On September 8, 2016, Marshall became the third NFL player to join in protest of American police brutality and racism by kneeling during the national anthem before the season opener against the Panthers. As a result, on September 10, Air Academy Federal Credit Union dropped an advertising endorsement deal with Marshall. On September 14, 2016, in a Super Bowl 50 rematch in the 2016 regular season opener, Marshall was fined $24,309 for a helmet-to-helmet hit on Panthers' quarterback Cam Newton.

====2017====
In 2017, Marshall started all 16 games, recording a team-leading 106 combined tackles, a career-high three sacks, four passes defensed and a forced fumble.

====2018====
In 2018, Marshall played in 11 games with seven starts, recording 42 combined tackles.

On February 15, 2019, the Broncos declined the option on Marshall's contract, making him a free agent at the start of the new league year.

===Oakland Raiders===
On March 28, 2019, Marshall signed a one-year contract with the Raiders.
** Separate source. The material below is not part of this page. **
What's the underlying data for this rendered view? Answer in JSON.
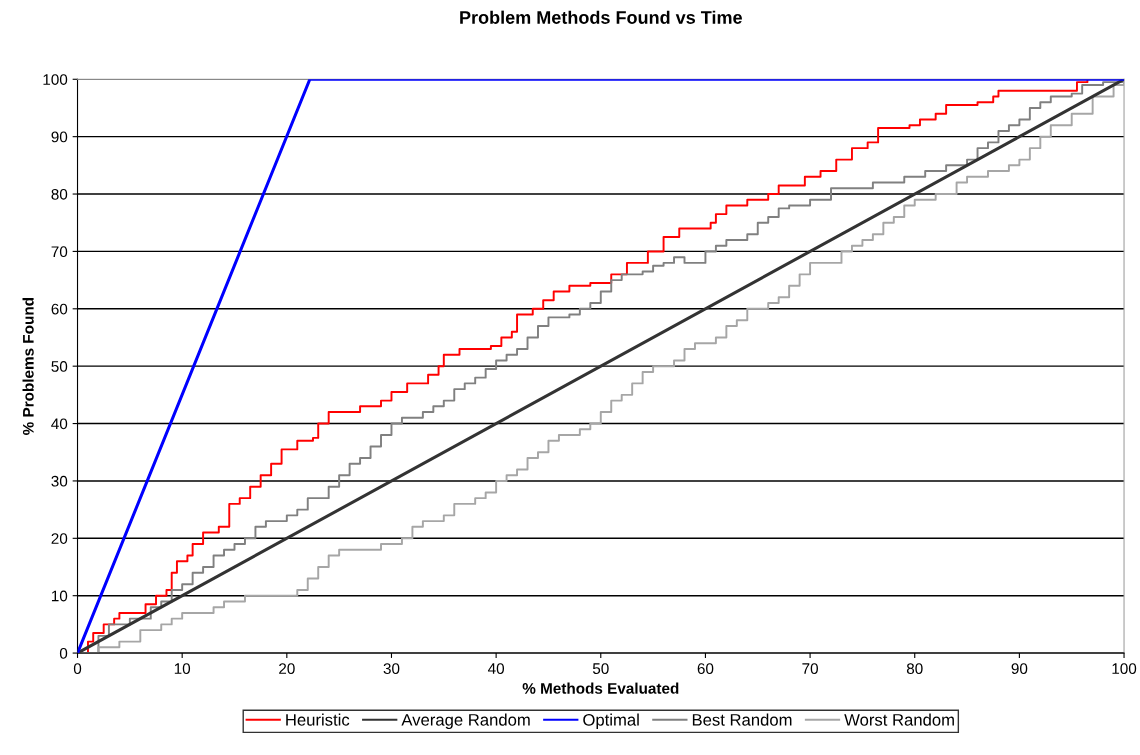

He was released during final roster cuts on August 30. On October 29, the Raiders re-signed Marshall, but he was released six days later.

==NFL career statistics==

Legend
|  | Won the Super Bowl |
| Bold | Career high |

| Year | Team | Games |  | Tackles |  |  |  | Interceptions |  |  |  | Fumbles |  |  |  |
| GP | GS | Cmb | Solo | Ast | Sck | Int | Yds | TD | PD | FF | FR | Yds | TD |
| 2012 | JAX | 5 | 0 | 2 | 1 | 1 | 0.0 | 0 | 0 | 0 | 0 | 0 | 0 | 0 | 0 |
| 2013 | DEN | 1 | 0 | 2 | 2 | 0 | 0.0 | 0 | 0 | 0 | 0 | 0 | 0 | 0 | 0 |
| 2014 | DEN | 14 | 13 | 113 | 91 | 22 | 2.0 | 1 | 0 | 0 | 9 | 1 | 0 | 0 | 0 |
| 2015 | DEN | 16 | 16 | 102 | 77 | 25 | 1.5 | 1 | 0 | 0 | 4 | 2 | 0 | 0 | 0 |
| 2016 | DEN | 11 | 11 | 52 | 39 | 13 | 0.0 | 0 | 0 | 0 | 3 | 0 | 0 | 0 | 0 |
| 2017 | DEN | 16 | 16 | 106 | 75 | 31 | 3.0 | 0 | 0 | 0 | 4 | 1 | 1 | 19 | 1 |
| 2018 | DEN | 11 | 7 | 42 | 22 | 20 | 0.0 | 0 | 0 | 0 | 1 | 0 | 0 | 0 | 0 |
| 2019 | OAK | 0 | 0 | DNP |  |  |  |  |  |  |  |  |  |  |  |  |  |  |  |
| Career |  | 74 | 63 | 419 | 307 | 112 | 6.5 | 2 | 0 | 0 | 21 | 4 | 1 | 19 | 1 |

==Personal life==
Marshall is the son of Barbara Marshall. He has an older sister, Sandra, and an older brother, Marcus. In 2024, Brandon opened a restaurant in Las Vegas, NV called Hattie Marie’s. The menu consists of BBQ and Southern cuisine.